CBE - File photo
CAIRO – 8 June 2017: Egypt’s annual urban inflation declined to 30.9 percent in May, compared to 32.06 percent by the end of April, state statistics body announced Thursday.
Recording the first drop in six months, the urban consumer inflation also fell to 29.7 percent in May year-on-year, down from 31.5 percent in April, the Central Agency for Public Mobilization and Statistics (CAPMAS) said.
The food and beverage basket hiked 1.9 percent in May on the monthly level, while it leaped 41.6 percent on the annual level. The rise was no surprise as food and beverage consumption usually increases in the holy month of Ramadan.
The Consumer Price Index (CPI) hiked 1.6 percent in May, compared to 1.8 percent in April and 2.1 percent in March.

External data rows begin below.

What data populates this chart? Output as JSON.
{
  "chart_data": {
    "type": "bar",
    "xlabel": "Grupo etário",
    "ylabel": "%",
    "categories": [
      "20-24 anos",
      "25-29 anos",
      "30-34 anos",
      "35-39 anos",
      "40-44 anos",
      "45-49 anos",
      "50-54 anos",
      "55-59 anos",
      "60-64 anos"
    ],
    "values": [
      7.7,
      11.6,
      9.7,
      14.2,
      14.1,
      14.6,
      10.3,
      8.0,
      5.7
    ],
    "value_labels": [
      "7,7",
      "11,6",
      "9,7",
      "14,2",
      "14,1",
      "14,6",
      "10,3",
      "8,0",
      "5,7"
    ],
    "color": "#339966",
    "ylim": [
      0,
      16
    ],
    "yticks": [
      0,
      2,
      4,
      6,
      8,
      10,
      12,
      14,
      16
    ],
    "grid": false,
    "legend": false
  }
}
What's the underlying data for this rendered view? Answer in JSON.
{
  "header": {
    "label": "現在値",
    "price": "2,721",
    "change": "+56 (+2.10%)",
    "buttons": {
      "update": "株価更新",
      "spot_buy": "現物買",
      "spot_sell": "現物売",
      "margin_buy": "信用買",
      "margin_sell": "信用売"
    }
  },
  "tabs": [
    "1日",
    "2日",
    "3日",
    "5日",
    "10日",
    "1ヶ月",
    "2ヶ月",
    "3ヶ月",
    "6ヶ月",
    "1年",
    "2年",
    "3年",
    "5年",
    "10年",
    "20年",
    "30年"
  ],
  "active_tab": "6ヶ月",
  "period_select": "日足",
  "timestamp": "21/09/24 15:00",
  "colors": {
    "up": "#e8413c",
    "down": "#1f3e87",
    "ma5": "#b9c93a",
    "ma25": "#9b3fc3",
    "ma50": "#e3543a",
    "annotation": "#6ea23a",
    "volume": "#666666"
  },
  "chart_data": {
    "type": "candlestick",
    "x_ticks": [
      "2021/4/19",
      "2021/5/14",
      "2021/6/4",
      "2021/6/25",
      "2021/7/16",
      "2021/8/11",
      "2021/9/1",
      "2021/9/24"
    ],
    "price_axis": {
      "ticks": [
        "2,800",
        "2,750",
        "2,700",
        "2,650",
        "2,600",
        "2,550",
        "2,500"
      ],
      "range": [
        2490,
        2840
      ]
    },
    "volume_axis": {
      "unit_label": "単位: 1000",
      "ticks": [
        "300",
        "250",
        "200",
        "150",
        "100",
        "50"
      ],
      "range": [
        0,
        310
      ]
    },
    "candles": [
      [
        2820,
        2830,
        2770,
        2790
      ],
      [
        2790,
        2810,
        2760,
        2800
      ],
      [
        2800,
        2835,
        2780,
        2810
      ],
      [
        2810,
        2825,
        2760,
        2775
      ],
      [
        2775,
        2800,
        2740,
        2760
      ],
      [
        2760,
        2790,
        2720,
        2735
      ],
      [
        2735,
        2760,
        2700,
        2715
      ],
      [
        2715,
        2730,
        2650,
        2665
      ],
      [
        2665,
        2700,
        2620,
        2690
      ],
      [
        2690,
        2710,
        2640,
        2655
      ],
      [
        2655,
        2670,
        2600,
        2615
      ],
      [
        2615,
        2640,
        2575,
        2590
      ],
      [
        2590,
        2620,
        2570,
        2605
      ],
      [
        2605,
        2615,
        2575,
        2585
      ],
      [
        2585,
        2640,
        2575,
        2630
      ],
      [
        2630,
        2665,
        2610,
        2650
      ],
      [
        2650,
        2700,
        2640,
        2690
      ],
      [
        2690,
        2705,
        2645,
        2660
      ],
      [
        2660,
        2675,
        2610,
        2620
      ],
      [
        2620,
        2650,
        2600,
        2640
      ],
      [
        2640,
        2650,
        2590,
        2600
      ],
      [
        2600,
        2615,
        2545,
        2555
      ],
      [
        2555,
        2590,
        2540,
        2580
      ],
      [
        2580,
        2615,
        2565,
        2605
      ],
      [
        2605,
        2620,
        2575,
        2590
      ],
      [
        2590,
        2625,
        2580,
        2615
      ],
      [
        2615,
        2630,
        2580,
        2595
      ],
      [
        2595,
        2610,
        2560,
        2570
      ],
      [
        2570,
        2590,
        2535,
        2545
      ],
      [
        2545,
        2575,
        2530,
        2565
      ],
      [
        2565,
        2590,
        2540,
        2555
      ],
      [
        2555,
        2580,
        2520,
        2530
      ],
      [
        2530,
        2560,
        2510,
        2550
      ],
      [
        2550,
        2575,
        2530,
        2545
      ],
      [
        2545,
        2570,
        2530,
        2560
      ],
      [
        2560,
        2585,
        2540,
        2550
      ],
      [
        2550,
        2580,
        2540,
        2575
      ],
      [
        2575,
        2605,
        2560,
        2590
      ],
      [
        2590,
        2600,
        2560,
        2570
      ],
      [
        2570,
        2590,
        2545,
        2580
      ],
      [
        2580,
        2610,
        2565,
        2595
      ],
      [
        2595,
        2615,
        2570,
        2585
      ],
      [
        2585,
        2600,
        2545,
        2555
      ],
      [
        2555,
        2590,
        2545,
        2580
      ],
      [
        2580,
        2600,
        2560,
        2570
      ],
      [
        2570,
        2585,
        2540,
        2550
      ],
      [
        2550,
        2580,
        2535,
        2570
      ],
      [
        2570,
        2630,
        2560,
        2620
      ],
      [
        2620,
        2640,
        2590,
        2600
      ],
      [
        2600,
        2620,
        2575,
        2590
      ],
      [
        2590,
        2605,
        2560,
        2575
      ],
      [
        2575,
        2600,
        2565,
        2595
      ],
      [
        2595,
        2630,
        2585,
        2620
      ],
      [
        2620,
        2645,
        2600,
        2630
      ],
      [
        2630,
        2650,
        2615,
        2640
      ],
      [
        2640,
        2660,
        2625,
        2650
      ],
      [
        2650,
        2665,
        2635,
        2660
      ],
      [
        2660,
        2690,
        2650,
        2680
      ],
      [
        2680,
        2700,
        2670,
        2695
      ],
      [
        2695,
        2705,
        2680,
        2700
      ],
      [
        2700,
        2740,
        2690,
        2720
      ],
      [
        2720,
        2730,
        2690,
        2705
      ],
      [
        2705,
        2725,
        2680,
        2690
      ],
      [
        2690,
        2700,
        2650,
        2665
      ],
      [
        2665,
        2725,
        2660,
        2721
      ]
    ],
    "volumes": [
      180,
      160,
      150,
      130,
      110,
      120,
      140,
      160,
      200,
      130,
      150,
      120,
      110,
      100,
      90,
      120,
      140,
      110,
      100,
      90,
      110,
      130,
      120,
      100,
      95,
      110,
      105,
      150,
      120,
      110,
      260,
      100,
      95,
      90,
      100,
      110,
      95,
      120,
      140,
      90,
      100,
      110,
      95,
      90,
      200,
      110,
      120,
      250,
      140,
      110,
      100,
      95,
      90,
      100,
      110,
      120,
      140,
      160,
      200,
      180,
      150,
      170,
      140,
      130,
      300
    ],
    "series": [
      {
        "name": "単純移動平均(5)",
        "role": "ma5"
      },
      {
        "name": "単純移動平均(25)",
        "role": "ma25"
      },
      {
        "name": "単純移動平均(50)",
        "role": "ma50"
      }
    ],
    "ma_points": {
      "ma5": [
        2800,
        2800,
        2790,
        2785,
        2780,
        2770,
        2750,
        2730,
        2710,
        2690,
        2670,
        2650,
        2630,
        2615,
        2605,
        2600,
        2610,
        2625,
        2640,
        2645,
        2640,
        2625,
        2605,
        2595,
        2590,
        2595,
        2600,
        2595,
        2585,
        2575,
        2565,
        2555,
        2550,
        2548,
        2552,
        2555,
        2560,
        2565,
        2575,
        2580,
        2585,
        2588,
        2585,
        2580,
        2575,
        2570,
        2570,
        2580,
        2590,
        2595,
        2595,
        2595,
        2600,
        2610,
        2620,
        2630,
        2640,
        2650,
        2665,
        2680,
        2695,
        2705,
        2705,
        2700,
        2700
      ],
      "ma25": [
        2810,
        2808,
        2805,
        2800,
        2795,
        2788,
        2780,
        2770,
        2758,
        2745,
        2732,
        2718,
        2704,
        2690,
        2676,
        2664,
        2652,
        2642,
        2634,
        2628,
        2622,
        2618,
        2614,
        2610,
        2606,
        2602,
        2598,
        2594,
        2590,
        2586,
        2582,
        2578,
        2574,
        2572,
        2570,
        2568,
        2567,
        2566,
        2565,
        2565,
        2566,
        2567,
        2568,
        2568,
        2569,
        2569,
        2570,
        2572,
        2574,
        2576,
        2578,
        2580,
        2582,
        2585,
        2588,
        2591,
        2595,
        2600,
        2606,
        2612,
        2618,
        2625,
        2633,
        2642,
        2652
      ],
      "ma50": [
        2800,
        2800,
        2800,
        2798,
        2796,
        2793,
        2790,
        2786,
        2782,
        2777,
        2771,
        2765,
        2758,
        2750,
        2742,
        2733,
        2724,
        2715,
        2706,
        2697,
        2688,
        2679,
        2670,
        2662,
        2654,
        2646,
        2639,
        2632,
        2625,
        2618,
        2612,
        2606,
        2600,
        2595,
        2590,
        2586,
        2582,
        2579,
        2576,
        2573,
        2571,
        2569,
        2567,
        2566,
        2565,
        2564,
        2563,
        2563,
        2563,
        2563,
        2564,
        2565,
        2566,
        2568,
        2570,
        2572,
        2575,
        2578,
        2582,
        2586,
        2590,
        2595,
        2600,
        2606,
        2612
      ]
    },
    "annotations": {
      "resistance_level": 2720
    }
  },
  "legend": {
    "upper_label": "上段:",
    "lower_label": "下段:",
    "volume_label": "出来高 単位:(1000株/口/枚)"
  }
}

May’s inflation rate is evidence that the inflationary effects of the flotation of the Egyptian pound in April “started to fade,” Jason Tuvey, economist at London-based economic research consultancy Capital Economics said Thursday.
Possible subsidy cuts at the beginning of the new fiscal year in July and full application of the value-added tax may cause another jump in inflation, Tuvey said.
“Overall, though, we think the general trend over the next twelve to 18 months will be towards weaker inflation,” he pointed out.
Capital Economics expects a reduction in the interest rates to come at the end of 2017, to serve a long-term target of 13 percent inflation by the end of 2018.
In a move to curb inflation, the CBE decided in late May to increase the overnight deposit and lending rates by 200 basis points from 14.75 percent to 16.75 percent, and from 15.75 percent to 17.75 percent, respectively.